R.I.P. George Keller: A True Straight Talker

  • Share
  • Read Later

I was saddened this morning to see this obituary in the New York Times for George Keller, the former chairman of Chevron, who died at age 84 of complications from surgery. Way, way back when I was 25 years old and starting out with the Los Angeles Times business section, the paper assigned me to cover the oil beat, which meant I was dealing every day with companies that were notoriously hostile to the media. With most of them, I would count myself lucky if I could get the PR office to return my call.

But it was my great good fortune that one of the big, bad “seven sisters” of the industry was being run by a man who took a very different approach. A few years before I arrived on the beat, Keller had issued the order that there was to be no more “no comment” from Standard Oil of California. This kind of openness was a real culture shock to the company, and to the industry. Most remarkably, that order went right up to the top. I quickly discovered that the chairman himself was one of the most engaging, accessible, informative–and truthful–sources a reporter could have, whether the subject was drilling off the coast of California or the complexities of doing business in the Middle East.

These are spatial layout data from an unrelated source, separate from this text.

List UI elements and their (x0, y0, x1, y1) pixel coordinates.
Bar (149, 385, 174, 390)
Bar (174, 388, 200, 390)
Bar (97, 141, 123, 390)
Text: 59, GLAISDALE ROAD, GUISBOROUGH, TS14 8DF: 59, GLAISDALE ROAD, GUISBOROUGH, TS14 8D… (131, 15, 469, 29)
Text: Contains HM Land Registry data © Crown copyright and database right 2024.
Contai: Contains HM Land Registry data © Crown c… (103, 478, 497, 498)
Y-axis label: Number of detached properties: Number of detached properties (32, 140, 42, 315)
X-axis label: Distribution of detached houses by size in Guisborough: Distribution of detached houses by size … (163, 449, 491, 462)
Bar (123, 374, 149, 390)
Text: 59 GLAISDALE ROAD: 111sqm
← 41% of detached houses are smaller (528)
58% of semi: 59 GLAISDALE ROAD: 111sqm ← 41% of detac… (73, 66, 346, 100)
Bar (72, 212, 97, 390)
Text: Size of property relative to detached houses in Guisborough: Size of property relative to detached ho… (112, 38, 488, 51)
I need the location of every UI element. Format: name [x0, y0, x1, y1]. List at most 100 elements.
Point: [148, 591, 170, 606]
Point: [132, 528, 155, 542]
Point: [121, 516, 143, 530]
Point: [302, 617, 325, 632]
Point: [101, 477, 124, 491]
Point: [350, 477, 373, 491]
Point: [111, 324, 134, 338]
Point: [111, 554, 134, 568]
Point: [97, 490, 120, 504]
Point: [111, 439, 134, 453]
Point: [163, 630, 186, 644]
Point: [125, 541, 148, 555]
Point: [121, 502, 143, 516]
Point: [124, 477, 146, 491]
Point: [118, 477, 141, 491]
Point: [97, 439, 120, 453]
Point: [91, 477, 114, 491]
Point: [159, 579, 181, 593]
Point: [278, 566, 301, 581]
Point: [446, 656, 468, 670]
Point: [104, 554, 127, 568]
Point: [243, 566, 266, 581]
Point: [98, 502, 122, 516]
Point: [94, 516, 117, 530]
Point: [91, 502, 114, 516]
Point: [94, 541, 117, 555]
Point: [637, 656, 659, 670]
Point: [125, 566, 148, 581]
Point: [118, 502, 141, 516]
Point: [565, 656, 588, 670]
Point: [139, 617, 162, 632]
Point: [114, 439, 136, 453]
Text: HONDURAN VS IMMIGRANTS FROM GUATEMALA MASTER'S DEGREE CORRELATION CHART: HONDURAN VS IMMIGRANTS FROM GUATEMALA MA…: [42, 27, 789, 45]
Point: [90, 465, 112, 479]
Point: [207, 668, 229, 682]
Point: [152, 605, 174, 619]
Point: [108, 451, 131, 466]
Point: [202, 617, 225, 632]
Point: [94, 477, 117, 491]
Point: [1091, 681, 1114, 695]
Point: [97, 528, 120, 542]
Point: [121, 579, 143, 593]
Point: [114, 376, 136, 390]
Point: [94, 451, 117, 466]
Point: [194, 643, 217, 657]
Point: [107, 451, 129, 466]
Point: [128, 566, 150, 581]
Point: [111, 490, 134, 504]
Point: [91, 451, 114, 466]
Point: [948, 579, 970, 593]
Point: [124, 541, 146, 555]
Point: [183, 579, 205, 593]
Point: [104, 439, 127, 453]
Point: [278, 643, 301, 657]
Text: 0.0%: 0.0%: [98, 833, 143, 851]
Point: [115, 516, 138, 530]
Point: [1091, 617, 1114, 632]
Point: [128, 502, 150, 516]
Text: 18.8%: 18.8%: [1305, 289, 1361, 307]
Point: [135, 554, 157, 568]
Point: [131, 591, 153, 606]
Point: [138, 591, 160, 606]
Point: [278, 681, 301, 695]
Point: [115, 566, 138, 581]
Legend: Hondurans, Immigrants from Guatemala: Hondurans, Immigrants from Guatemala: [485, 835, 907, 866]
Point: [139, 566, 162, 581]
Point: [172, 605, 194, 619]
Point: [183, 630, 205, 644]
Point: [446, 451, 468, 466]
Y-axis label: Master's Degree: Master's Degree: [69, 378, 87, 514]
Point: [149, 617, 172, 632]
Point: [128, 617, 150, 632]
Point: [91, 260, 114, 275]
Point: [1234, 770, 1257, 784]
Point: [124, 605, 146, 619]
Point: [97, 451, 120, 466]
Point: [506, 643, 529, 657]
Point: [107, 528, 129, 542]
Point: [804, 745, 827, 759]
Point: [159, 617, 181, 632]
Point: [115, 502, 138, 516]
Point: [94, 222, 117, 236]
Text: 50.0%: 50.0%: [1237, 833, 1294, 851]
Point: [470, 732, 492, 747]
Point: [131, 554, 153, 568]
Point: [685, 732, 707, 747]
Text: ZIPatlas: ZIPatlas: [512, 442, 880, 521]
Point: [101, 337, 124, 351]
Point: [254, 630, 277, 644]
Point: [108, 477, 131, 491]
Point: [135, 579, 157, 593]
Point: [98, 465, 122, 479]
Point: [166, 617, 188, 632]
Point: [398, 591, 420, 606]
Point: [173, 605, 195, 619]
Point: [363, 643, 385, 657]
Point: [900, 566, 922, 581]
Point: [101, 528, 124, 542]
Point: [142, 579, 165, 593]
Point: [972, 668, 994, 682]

In 1984, Keller pulled off what was then the biggest merger ever, buying Gulf Oil–a company larger than Socal–for an astounding figure of $13.3 billion.

I always suspected that one reason he was so patient with my questions was the fact that he had a son who was also starting out in the news business. Often, at the end of our interviews, he would tell me with a father’s pride about the latest story that Bill Keller had written for the Dallas Times-Herald. (Bill, it turned out, did okay for himself in this business. He got hired by the New York Times, went on to win a Pulitzer Prize for his coverage of the breakup of the Soviet Union and now is the paper’s executive editor.) I’d like to offer my condolences to the Keller family, and also my gratitude to George Keller.